Anggota Komisi III dari Fraksi PKB Cucun A Syamsurizal dalam rapat lewat teleconference, Rabu (1/4/2020), awalannya bertanya skenario Yasonna mengaplikasikan physical distancing buat beberapa Jemaah haji yang akan mengatur paspor di Imigrasi. Cucun minta physical distancing itu diaplikasikan di Imigrasi walau sampai sekarang belumlah ada ketetapan masalah haji dari pemerintah Arab Saudi.

” Jika berlangsung contoh dibolehkan kelak untuk pergi beribadah haji tahun ini, apa skenario kelak dari Imigrasi, pengerjaan paspor, yang itu adalah siklus tahunan yang harusnya di bulan-bulan ini kan Pak, sama Ramadhan. Ini yang perlu diprediksi jika contohnya berlangsung. Ya semoga apa yang saya cemaskan.kuatirkan ini Bapak telah punyai skenario bagus, bagaimana physical distance, social distance ini telah teratasi, ” tutur Cucun.

Menyikapi pertanyaan itu, Yasonna menjelaskan proses pengurusan paspor jemaah haji tahun ini telah 80 % usai. Hal tersebut dilaksanakan sesuai ketetapan.

Baca juga : Nama Baik Dicemarkan, Irwasda Polda Riau Polisikan 2 Warga

” Masalah haji, jika masalah paspornya telah, 80 % pengurusan paspor telah usai awalnya. Jadi sebab ini telah terencana serta sesuai ketetapan, jadi pengurusan paspor jemaah haji itu telah usai, 80 %, ” sebut Yasonna.

Tetapi, Yasonna menyebutkan ada kabar jika pemerintah Arab Saudi minta untuk tunda persiapan penerapan beribadah haji tahun 2020. Arab Saudi dikatakannya belum putuskan apa akan melanjutkan penerapan haji tahun ini.

” Tetapi kami mendapatkan info, serta dari pemerintah Arab Saudi, ada kabar menjelaskan menunda dahulu persiapan untuk ingin naik haji, sebab mereka dapat belum putuskan apa akan melanjutkan penerapan beribadah haji tahun ini, ” kata Yasonna.

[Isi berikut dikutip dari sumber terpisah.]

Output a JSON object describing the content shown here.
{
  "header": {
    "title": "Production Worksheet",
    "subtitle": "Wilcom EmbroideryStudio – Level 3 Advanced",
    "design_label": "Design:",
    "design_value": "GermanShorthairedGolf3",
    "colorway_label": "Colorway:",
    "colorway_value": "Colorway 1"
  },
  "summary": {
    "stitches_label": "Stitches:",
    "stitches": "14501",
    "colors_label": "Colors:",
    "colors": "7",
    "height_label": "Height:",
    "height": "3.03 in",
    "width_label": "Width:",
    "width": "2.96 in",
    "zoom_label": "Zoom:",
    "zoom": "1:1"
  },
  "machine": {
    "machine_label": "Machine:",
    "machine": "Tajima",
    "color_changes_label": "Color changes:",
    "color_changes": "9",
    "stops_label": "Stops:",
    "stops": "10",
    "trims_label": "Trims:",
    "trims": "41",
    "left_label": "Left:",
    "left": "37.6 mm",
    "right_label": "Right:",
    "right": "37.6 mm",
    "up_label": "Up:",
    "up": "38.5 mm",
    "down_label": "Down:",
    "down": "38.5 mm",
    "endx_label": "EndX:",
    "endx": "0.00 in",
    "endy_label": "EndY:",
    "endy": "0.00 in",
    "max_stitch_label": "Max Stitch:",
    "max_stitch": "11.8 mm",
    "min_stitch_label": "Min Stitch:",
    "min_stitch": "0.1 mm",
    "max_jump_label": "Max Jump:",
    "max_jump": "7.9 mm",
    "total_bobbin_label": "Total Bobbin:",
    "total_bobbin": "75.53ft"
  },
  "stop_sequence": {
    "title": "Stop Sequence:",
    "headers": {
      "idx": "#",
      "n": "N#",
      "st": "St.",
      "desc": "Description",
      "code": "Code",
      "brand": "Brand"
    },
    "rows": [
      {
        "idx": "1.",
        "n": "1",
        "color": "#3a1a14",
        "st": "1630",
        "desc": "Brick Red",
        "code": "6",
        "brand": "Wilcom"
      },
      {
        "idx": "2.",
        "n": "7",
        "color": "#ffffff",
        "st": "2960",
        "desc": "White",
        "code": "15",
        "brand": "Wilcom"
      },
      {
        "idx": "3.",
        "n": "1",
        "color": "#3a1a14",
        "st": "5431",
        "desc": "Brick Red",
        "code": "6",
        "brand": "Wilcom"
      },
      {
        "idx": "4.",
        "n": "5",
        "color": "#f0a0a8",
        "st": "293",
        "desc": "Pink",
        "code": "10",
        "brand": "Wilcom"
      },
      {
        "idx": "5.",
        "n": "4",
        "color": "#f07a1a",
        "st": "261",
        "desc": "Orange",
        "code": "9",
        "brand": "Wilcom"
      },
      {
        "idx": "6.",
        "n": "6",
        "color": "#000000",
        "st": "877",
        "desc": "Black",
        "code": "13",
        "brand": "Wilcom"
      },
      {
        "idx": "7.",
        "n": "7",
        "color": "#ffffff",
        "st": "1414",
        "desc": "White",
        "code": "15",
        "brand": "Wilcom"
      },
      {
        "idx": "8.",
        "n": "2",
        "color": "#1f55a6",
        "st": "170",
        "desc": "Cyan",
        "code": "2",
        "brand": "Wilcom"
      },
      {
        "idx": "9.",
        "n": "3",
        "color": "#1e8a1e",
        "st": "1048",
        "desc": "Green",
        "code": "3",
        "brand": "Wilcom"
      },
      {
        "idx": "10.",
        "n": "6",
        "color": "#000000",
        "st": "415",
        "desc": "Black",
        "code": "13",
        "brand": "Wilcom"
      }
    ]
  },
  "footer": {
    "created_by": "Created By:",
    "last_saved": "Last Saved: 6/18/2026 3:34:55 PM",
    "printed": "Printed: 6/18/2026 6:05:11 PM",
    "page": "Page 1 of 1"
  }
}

” Tentu saja itu ialah seluruhnya kewenangan dibanding Arab Saudi. Cuma dari beberapa info yang kita ketahui, tentu saja sesaat ini belumlah ada perubahan, ” paparnya.

Berkaitan physical distancing di Imigrasi, Yasonna menjelaskan akan minta batuan dari TNI serta Polri. Pemerintah dikatakannya telah membuat persiapan spesial bila nanti ada kebijaksanaan baru dari Arab Saudi.

” Yang tentu jika itu berlangsung, kami akan mempersiapkan, pasti kami akan minta pertolongan dari TNI/Polri, pasti prinsip social distancing akan dilaksanakan, ini akan kami kerjakan. Serta kelak jika ini dibikin kebijaksanaan baru oleh pemerintah Arab Saudi, pasti kami pemerintah akan membuat persiapan-persiapan dengan cara spesial karena itu, ” ujarnya.